Of all the aspects of Alice and the films of this period of Woody Allen’s filmography, it is their cinematography, here by Carlo Di Palma, that strikes me the most. Even if the story doesn’t seem to be that fresh or original, the warm lightning and colors of every frame are reminiscent of my childhood and remind me of my mother and my aunts’ wardrobes. It is funny how little I cared about the story, a classic Allen one even if there’s more fantastic elements than his habitual plot, but how beautiful it looks and is.
As the title role, Farrow is again Farrow on the screen : not really memorable either really believable. She is always better when the film is not centered on her character. Just like in Radio Days or Hannah and Her Sisters, her supporting roles are always more memorable. Maybe it’s Allen’s loose directing of actors or the fact the she was his muse at the time and was influenced by her, but I think that it might be why the film was more of a miss than a hit at the time.
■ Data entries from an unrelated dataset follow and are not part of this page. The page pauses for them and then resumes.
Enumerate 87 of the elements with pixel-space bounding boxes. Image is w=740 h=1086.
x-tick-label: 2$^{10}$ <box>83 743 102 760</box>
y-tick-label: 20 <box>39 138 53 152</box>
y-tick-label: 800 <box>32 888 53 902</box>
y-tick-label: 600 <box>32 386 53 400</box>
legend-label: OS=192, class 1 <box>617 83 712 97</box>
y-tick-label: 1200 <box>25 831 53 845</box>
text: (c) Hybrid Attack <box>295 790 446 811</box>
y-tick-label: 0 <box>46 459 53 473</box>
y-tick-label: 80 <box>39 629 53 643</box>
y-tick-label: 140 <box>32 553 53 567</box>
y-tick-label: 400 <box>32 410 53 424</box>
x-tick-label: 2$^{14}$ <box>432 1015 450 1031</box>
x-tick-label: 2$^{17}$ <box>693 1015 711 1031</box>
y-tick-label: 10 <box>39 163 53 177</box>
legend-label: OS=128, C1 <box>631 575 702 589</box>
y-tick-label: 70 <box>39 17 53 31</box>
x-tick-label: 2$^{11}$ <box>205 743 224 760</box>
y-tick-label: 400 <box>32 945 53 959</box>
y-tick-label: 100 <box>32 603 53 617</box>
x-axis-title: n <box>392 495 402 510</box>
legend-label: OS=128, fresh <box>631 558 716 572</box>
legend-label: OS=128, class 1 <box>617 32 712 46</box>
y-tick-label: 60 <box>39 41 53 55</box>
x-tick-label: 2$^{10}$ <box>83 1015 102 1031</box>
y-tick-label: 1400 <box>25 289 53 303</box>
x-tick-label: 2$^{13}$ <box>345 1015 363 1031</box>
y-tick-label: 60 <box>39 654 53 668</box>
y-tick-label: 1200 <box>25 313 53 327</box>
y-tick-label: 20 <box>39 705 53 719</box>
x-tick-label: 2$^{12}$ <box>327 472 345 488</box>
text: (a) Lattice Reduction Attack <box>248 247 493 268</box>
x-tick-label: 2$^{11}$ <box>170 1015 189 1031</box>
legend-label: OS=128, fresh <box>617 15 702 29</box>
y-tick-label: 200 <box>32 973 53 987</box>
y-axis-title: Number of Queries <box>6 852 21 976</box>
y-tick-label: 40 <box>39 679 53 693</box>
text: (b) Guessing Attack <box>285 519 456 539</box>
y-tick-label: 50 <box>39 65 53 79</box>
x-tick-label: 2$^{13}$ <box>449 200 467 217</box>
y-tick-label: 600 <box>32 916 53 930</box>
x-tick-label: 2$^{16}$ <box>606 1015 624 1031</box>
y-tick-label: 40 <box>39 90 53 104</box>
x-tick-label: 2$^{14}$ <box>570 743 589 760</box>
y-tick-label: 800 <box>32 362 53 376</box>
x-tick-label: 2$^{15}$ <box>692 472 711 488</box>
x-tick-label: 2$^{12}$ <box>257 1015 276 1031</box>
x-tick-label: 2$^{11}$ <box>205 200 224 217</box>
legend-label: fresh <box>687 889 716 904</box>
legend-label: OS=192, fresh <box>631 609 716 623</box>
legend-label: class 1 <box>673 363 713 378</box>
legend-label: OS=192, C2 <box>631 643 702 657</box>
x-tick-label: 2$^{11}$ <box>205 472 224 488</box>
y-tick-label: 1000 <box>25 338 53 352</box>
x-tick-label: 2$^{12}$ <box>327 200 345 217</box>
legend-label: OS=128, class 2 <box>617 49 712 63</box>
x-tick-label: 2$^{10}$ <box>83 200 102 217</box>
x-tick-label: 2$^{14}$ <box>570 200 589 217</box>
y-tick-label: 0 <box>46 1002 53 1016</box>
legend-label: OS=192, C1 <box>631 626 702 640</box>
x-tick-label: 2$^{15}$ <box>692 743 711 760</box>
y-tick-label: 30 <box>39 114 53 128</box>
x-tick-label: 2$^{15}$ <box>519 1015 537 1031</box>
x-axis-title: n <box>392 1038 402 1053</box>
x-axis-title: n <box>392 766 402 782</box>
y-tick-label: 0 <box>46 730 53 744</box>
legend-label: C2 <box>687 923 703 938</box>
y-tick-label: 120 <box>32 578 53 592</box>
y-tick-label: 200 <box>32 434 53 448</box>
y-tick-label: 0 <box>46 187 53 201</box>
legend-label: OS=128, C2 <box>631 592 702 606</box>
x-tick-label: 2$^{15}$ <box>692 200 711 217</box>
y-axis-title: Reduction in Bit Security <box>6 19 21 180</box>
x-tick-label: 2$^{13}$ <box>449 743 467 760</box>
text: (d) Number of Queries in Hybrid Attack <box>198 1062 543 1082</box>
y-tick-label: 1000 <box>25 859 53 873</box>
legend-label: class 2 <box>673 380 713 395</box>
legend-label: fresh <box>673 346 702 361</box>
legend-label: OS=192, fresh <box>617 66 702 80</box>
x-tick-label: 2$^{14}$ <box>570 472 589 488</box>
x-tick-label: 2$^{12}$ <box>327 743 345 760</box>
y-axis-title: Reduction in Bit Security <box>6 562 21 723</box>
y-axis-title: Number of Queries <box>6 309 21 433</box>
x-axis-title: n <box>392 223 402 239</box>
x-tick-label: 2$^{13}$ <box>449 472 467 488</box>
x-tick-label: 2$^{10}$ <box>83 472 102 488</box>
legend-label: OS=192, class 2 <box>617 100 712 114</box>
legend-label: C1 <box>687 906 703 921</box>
My personal appreciation of Allen’s 21st feature film is that I quite enjoyed it at times and was a little bored by the hammering of Allen on the catholic guilt, a thing that Martin Scorsese has mastered thorough his career, and the typical plot. It would be in the middle of my top of all of the Woodman’s films if I were to rank it right away. Definitely not a masterpiece like Annie Hall, Manhattan, Hannah and Her Sisters, or Crimes and Misdemeanors and not as forgettable as Anything Else.